Ethics approval for IVM treatment has been granted by the University of Western Australia's Human Research Ethics Committee. The patient consented to all procedures and to the use of her case details in any literature, media coverage or educational proceedings, providing no identifying information was used.

Discussion

In this case report we have successfully achieved a laparoscopic oophorectomy with oocyte collection ex-vivo, and matured and vitrified a large number of oocytes for the potential preservation of future fertility. In cases such as this where the patient is not currently in a relationship and under time limiting circumstances, oocyte cryopreservation, as opposed to embryo cryopreservation, is necessary. A live birth after in vitro maturation of oocytes collected after oophorectomy has been reported (Prasath et al., 2014), whereby matured oocytes were fertilized and embryos stored using slow freezing techniques. A systematic review has demonstrated that oocyte vitrification significantly improved oocyte survival, fertilisation and embryo quality as well as clinical and ongoing pregnancy rates compared with slow freezing techniques (Glujovsky et al., 2014). In the literature there is a report of an unsuccessful embryo transfer following the vitrification/warming and fertilisation of oocytes collected by TVOA and matured in vitro prior to chemotherapy (Fadini et al., 2012), and oocyte vitrification has been reported without using IVM, after ovarian hyperstimulation and collection of matured oocytes following oophorectomy after laparoscopy (Bocca et al., 2011) and laparotomy (Fatemi et al., 2011). However, there has only been one other reported case of oocyte vitrification after IVM from a patient undergoing oophorectomy (Huang et al., 2007). In this case the patient was 43 years old and did not have ovarian stimulation. Four oocytes were collected, three of which matured and were suitable for vitrification. Additionally one case has been reported whereby IVM was performed on two immature oocytes collected in combination with ovarian tissue cryopreservation (González et al., 2011). We have shown that with minimal stimulation in a younger patient, significantly more oocytes can be collected, matured and cryopreserved.

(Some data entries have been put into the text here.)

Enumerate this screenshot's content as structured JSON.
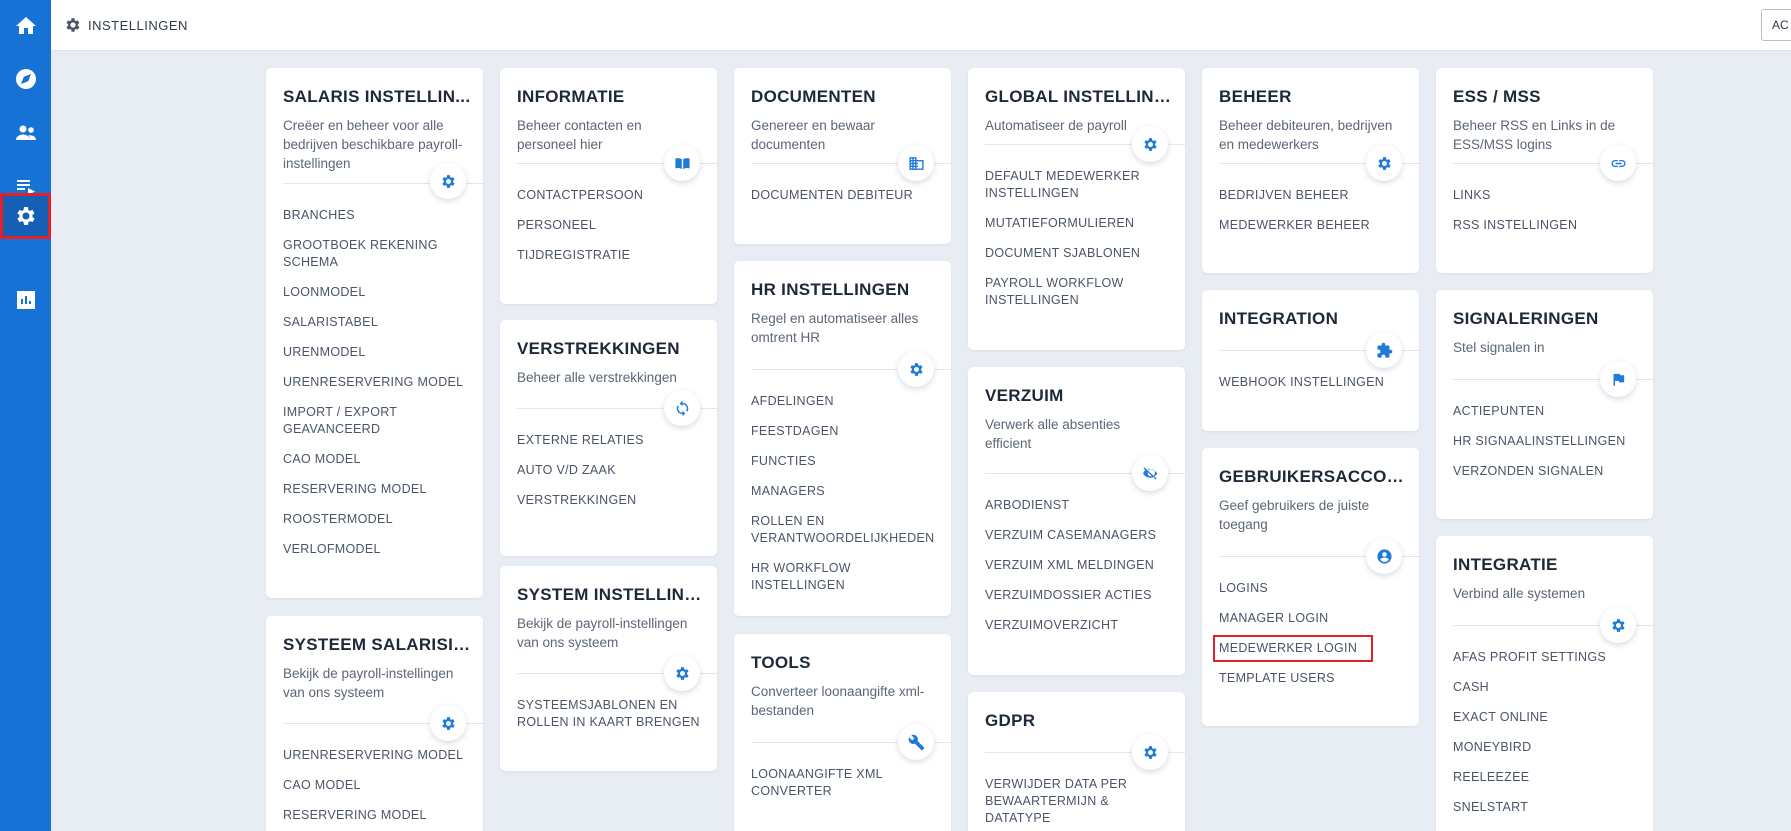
{
  "header": {
    "breadcrumb": "INSTELLINGEN",
    "right_button": "AC"
  },
  "sidebar": {
    "items": [
      {
        "icon": "home-icon"
      },
      {
        "icon": "compass-icon"
      },
      {
        "icon": "users-icon"
      },
      {
        "icon": "list-icon"
      },
      {
        "icon": "gear-icon",
        "active": true
      },
      {
        "icon": "chart-icon"
      }
    ]
  },
  "cards": {
    "salaris": {
      "title": "SALARIS INSTELLIN...",
      "desc": "Creëer en beheer voor alle bedrijven beschikbare payroll-instellingen",
      "icon": "gear-icon",
      "links": [
        "BRANCHES",
        "GROOTBOEK REKENING SCHEMA",
        "LOONMODEL",
        "SALARISTABEL",
        "URENMODEL",
        "URENRESERVERING MODEL",
        "IMPORT / EXPORT GEAVANCEERD",
        "CAO MODEL",
        "RESERVERING MODEL",
        "ROOSTERMODEL",
        "VERLOFMODEL"
      ]
    },
    "systeem_salaris": {
      "title": "SYSTEEM SALARISIN...",
      "desc": "Bekijk de payroll-instellingen van ons systeem",
      "icon": "gear-icon",
      "links": [
        "URENRESERVERING MODEL",
        "CAO MODEL",
        "RESERVERING MODEL"
      ]
    },
    "informatie": {
      "title": "INFORMATIE",
      "desc": "Beheer contacten en personeel hier",
      "icon": "book-icon",
      "links": [
        "CONTACTPERSOON",
        "PERSONEEL",
        "TIJDREGISTRATIE"
      ]
    },
    "verstrekkingen": {
      "title": "VERSTREKKINGEN",
      "desc": "Beheer alle verstrekkingen",
      "icon": "sync-icon",
      "links": [
        "EXTERNE RELATIES",
        "AUTO V/D ZAAK",
        "VERSTREKKINGEN"
      ]
    },
    "system_instelling": {
      "title": "SYSTEM INSTELLING...",
      "desc": "Bekijk de payroll-instellingen van ons systeem",
      "icon": "gear-icon",
      "links": [
        "SYSTEEMSJABLONEN EN ROLLEN IN KAART BRENGEN"
      ]
    },
    "documenten": {
      "title": "DOCUMENTEN",
      "desc": "Genereer en bewaar documenten",
      "icon": "building-icon",
      "links": [
        "DOCUMENTEN DEBITEUR"
      ]
    },
    "hr": {
      "title": "HR INSTELLINGEN",
      "desc": "Regel en automatiseer alles omtrent HR",
      "icon": "gear-icon",
      "links": [
        "AFDELINGEN",
        "FEESTDAGEN",
        "FUNCTIES",
        "MANAGERS",
        "ROLLEN EN VERANTWOORDELIJKHEDEN",
        "HR WORKFLOW INSTELLINGEN"
      ]
    },
    "tools": {
      "title": "TOOLS",
      "desc": "Converteer loonaangifte xml-bestanden",
      "icon": "wrench-icon",
      "links": [
        "LOONAANGIFTE XML CONVERTER"
      ]
    },
    "global": {
      "title": "GLOBAL INSTELLING...",
      "desc": "Automatiseer de payroll",
      "icon": "gear-icon",
      "links": [
        "DEFAULT MEDEWERKER INSTELLINGEN",
        "MUTATIEFORMULIEREN",
        "DOCUMENT SJABLONEN",
        "PAYROLL WORKFLOW INSTELLINGEN"
      ]
    },
    "verzuim": {
      "title": "VERZUIM",
      "desc": "Verwerk alle absenties efficient",
      "icon": "eye-off-icon",
      "links": [
        "ARBODIENST",
        "VERZUIM CASEMANAGERS",
        "VERZUIM XML MELDINGEN",
        "VERZUIMDOSSIER ACTIES",
        "VERZUIMOVERZICHT"
      ]
    },
    "gdpr": {
      "title": "GDPR",
      "desc": "",
      "icon": "gear-icon",
      "links": [
        "VERWIJDER DATA PER BEWAARTERMIJN & DATATYPE"
      ]
    },
    "beheer": {
      "title": "BEHEER",
      "desc": "Beheer debiteuren, bedrijven en medewerkers",
      "icon": "gear-icon",
      "links": [
        "BEDRIJVEN BEHEER",
        "MEDEWERKER BEHEER"
      ]
    },
    "integration": {
      "title": "INTEGRATION",
      "desc": "",
      "icon": "puzzle-icon",
      "links": [
        "WEBHOOK INSTELLINGEN"
      ]
    },
    "gebruikers": {
      "title": "GEBRUIKERSACCOU...",
      "desc": "Geef gebruikers de juiste toegang",
      "icon": "account-icon",
      "links": [
        "LOGINS",
        "MANAGER LOGIN",
        "MEDEWERKER LOGIN",
        "TEMPLATE USERS"
      ]
    },
    "ess": {
      "title": "ESS / MSS",
      "desc": "Beheer RSS en Links in de ESS/MSS logins",
      "icon": "link-icon",
      "links": [
        "LINKS",
        "RSS INSTELLINGEN"
      ]
    },
    "signaleringen": {
      "title": "SIGNALERINGEN",
      "desc": "Stel signalen in",
      "icon": "flag-icon",
      "links": [
        "ACTIEPUNTEN",
        "HR SIGNAALINSTELLINGEN",
        "VERZONDEN SIGNALEN"
      ]
    },
    "integratie": {
      "title": "INTEGRATIE",
      "desc": "Verbind alle systemen",
      "icon": "gear-icon",
      "links": [
        "AFAS PROFIT SETTINGS",
        "CASH",
        "EXACT ONLINE",
        "MONEYBIRD",
        "REELEEZEE",
        "SNELSTART"
      ]
    }
  },
  "highlighted_link": "MEDEWERKER LOGIN"
}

Successful oocyte fertilisation, embryo transfer to a suitable surrogate and live birth in the future will confirm the ultimate outcome for this patient. The benefit of this approach is the rapid time to oophorectomy as a shortened stimulation protocol is required, and as the ovary has undergone minimal stimulation the ovary can be retrieved through a small abdominal port incision enabling a quicker recovery and the ability to commence further oncology treatment rapidly.

Author's roles

All of the authors have contributed to the manuscript in the following manner: Substantial contributions to conception and design, and interpretation of results. Drafting the article and revising it critically for important intellectual content. Final approval of the version submitted for review by The Journal of Human Reproduction.

Funding

No funding sources to declare.

Conflict of interest

Professor Hart is the Medical Director of Fertility Specialists of Western Australia and a shareholder of Western IVF. He has received educational sponsorship from MSD, Merck-Serono and Ferring Pharmaceuticals.